Rolle: 'Radical' surgery needed to reverse economic stagnation

Wed, Sep 23rd 2015, 11:45 PM

The Bahamas is in need of "painful, radical surgery" if it is to reverse the economic stagnation the country has endured, Minister of State for Investments Khaalis Rolle stated yesterday.

Speaking during a Chartered Institute of Arbitrators (CIArb) luncheon, Rolle said that developing local arbitration and alternative dispute resolution offers a platform for "real diversification" of the legal services sector.

Stressing the need for bipartisan support, Rolle suggested that a unified approach to cultivating arbitration opportunities - including firm government backing - is needed to ensure that CIArb and government aspirations for a regional arbitration hub are not merely a pipedream.

"Whomever has to manage this country will manage the same set of circumstances, and if we treat cancer with tablets, then we're perishable. The opportunity that I see from what CIArb is doing is that it's innovative; it's a platform for real diversification and actually adds a new revenue line for the country.

"We have to use this opportunity - and the government has to support it, and this is a message that I will take back - that we're on to something here. This is real opportunity, we just have to harvest this opportunity," he said.

Rolle's comments come as the Christie administration proceeds with its National Development Plan (NDP), which in part is designed to pinpoint growth opportunities in the local economy. The NDP team is currently winding down the project's diagnostic phase and will soon launch widespread consultations across various sectors of the economy as well as civil society. Although only small fragments of the NDP's findings have been disclosed, Rolle has suggested that the early results of data compilation are sobering.

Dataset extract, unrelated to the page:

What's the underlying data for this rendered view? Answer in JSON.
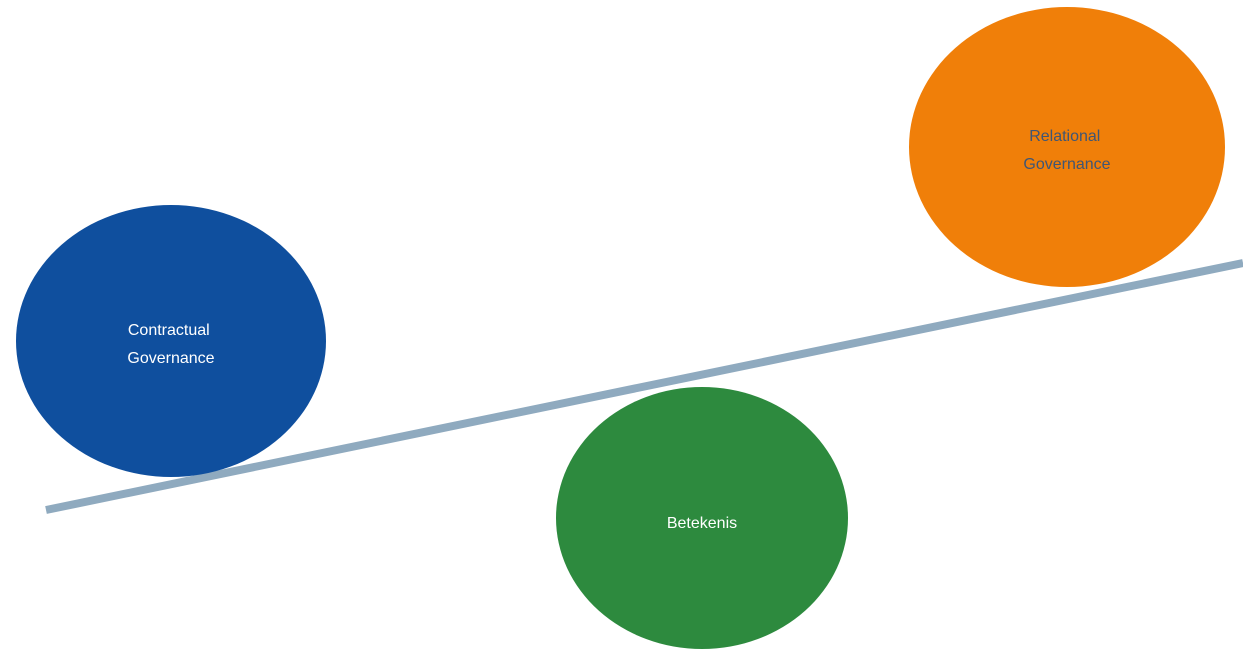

"We now have a comprehensive and integrated understanding of where we are... As a country, we can't treat the symptoms without understanding the underlying pathology.

"We need radical surgery, and radical surgery is painful, very painful. We have to understand and accept the fact that in order to get the country that we want, we have to perform some radical surgery," he said.

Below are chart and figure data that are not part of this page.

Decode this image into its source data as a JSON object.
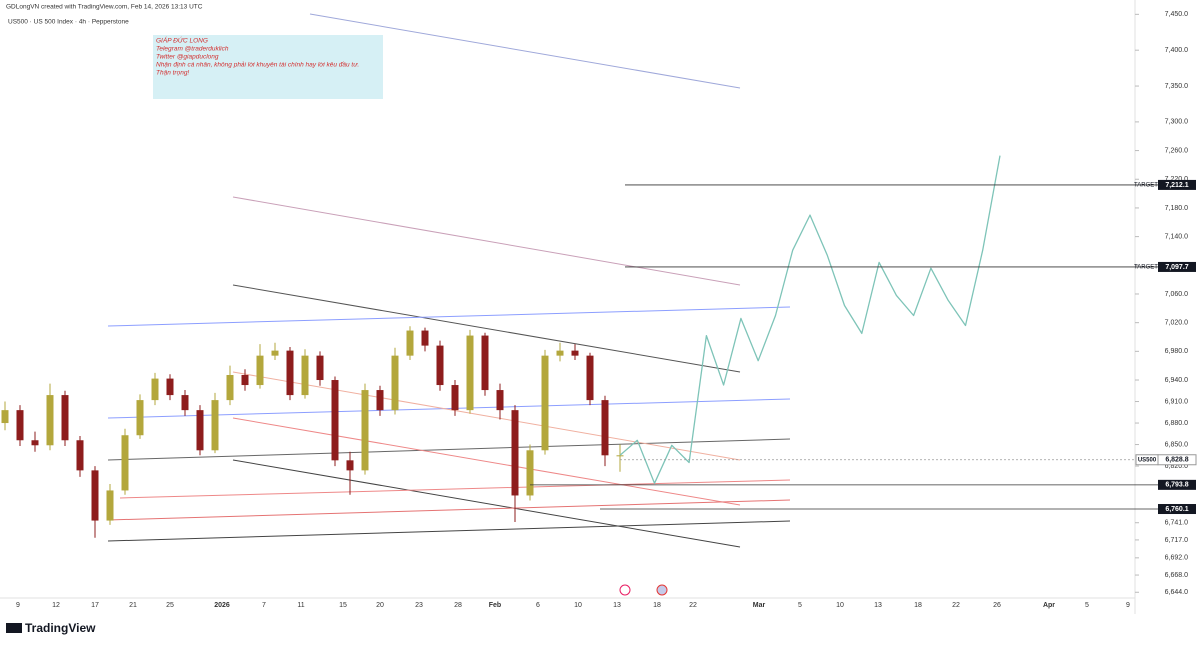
{
  "header": {
    "credit": "GDLongVN created with TradingView.com, Feb 14, 2026 13:13 UTC",
    "symbol": "US500 · US 500 Index · 4h · Pepperstone"
  },
  "note": {
    "lines": [
      "GIÁP ĐỨC LONG",
      "Telegram @traderduklich",
      "Twitter @giapduclong",
      "Nhận định cá nhân, không phải lời khuyên tài chính hay lời kêu đầu tư.",
      "Thận trọng!"
    ]
  },
  "footer": {
    "brand": "TradingView"
  },
  "chart_data": {
    "type": "candlestick",
    "up_color": "#b3a73c",
    "down_color": "#8e1d1d",
    "open": [
      6880,
      6898,
      6856,
      6849,
      6919,
      6856,
      6814,
      6744,
      6786,
      6863,
      6912,
      6942,
      6919,
      6898,
      6842,
      6912,
      6947,
      6933,
      6974,
      6981,
      6919,
      6974,
      6940,
      6828,
      6814,
      6926,
      6898,
      6974,
      7009,
      6988,
      6933,
      6898,
      7002,
      6926,
      6898,
      6779,
      6842,
      6974,
      6981,
      6974,
      6912,
      6835
    ],
    "high": [
      6910,
      6905,
      6868,
      6935,
      6925,
      6862,
      6820,
      6795,
      6872,
      6920,
      6950,
      6948,
      6926,
      6905,
      6922,
      6960,
      6955,
      6990,
      6992,
      6986,
      6983,
      6980,
      6945,
      6840,
      6935,
      6932,
      6985,
      7015,
      7013,
      6995,
      6940,
      7010,
      7006,
      6935,
      6905,
      6850,
      6982,
      6992,
      6990,
      6978,
      6918,
      6850
    ],
    "low": [
      6870,
      6848,
      6840,
      6842,
      6848,
      6805,
      6720,
      6738,
      6780,
      6858,
      6905,
      6912,
      6890,
      6835,
      6838,
      6905,
      6925,
      6928,
      6968,
      6912,
      6914,
      6932,
      6820,
      6780,
      6808,
      6890,
      6892,
      6968,
      6980,
      6925,
      6890,
      6893,
      6918,
      6885,
      6742,
      6772,
      6836,
      6966,
      6968,
      6905,
      6820,
      6812
    ],
    "close": [
      6898,
      6856,
      6849,
      6919,
      6856,
      6814,
      6744,
      6786,
      6863,
      6912,
      6942,
      6919,
      6898,
      6842,
      6912,
      6947,
      6933,
      6974,
      6981,
      6919,
      6974,
      6940,
      6828,
      6814,
      6926,
      6898,
      6974,
      7009,
      6988,
      6933,
      6898,
      7002,
      6926,
      6898,
      6779,
      6842,
      6974,
      6981,
      6974,
      6912,
      6835,
      6835
    ],
    "projection": {
      "color": "#7ec4b8",
      "values": [
        6835,
        6856,
        6796,
        6849,
        6825,
        7002,
        6933,
        7026,
        6967,
        7030,
        7121,
        7170,
        7114,
        7044,
        7005,
        7104,
        7058,
        7030,
        7096,
        7051,
        7016,
        7121,
        7253
      ]
    },
    "ylim": [
      6636,
      7470
    ],
    "yticks": [
      {
        "value": 7450,
        "label": "7,450.0"
      },
      {
        "value": 7400,
        "label": "7,400.0"
      },
      {
        "value": 7350,
        "label": "7,350.0"
      },
      {
        "value": 7300,
        "label": "7,300.0"
      },
      {
        "value": 7260,
        "label": "7,260.0"
      },
      {
        "value": 7220,
        "label": "7,220.0"
      },
      {
        "value": 7180,
        "label": "7,180.0"
      },
      {
        "value": 7140,
        "label": "7,140.0"
      },
      {
        "value": 7100,
        "label": "7,100.0"
      },
      {
        "value": 7060,
        "label": "7,060.0"
      },
      {
        "value": 7020,
        "label": "7,020.0"
      },
      {
        "value": 6980,
        "label": "6,980.0"
      },
      {
        "value": 6940,
        "label": "6,940.0"
      },
      {
        "value": 6910,
        "label": "6,910.0"
      },
      {
        "value": 6880,
        "label": "6,880.0"
      },
      {
        "value": 6850,
        "label": "6,850.0"
      },
      {
        "value": 6820,
        "label": "6,820.0"
      },
      {
        "value": 6741,
        "label": "6,741.0"
      },
      {
        "value": 6717,
        "label": "6,717.0"
      },
      {
        "value": 6692,
        "label": "6,692.0"
      },
      {
        "value": 6668,
        "label": "6,668.0"
      },
      {
        "value": 6644,
        "label": "6,644.0"
      }
    ],
    "xticks": [
      "9",
      "12",
      "17",
      "21",
      "25",
      "2026",
      "7",
      "11",
      "15",
      "20",
      "23",
      "28",
      "Feb",
      "6",
      "10",
      "13",
      "18",
      "22",
      "Mar",
      "5",
      "10",
      "13",
      "18",
      "22",
      "26",
      "Apr",
      "5",
      "9"
    ],
    "levels": [
      {
        "tag": "TARGET",
        "price": {
          "value": 7212.1,
          "label": "7,212.1"
        }
      },
      {
        "tag": "TARGET",
        "price": {
          "value": 7097.7,
          "label": "7,097.7"
        }
      },
      {
        "tag": "US500",
        "price": {
          "value": 6828.8,
          "label": "6,828.8"
        }
      },
      {
        "price": {
          "value": 6793.8,
          "label": "6,793.8"
        }
      },
      {
        "price": {
          "value": 6760.1,
          "label": "6,760.1"
        }
      }
    ]
  }
}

Rolle and Minister of Financial Services Hope Strachan yesterday addressed CIArb members, touching on the government's current road map for developing an arbitration hub in The Bahamas, which will include a new suite of consultations with international arbitration specialists and a push for greater cooperation with the local judiciary.

Prime Minister Perry Christie was expected to elaborate on how to ensure adequate financing for developing arbitration opportunities in The Bahamas at the event but he did not attend.

"If you continue to make decisions in isolation, in silos, you will continue to have the law of diminishing returns take effect. The more money we spend, the more laws we change, more of the same, what do you think the results will be? It's not the same; it's getting worse," Rolle stated.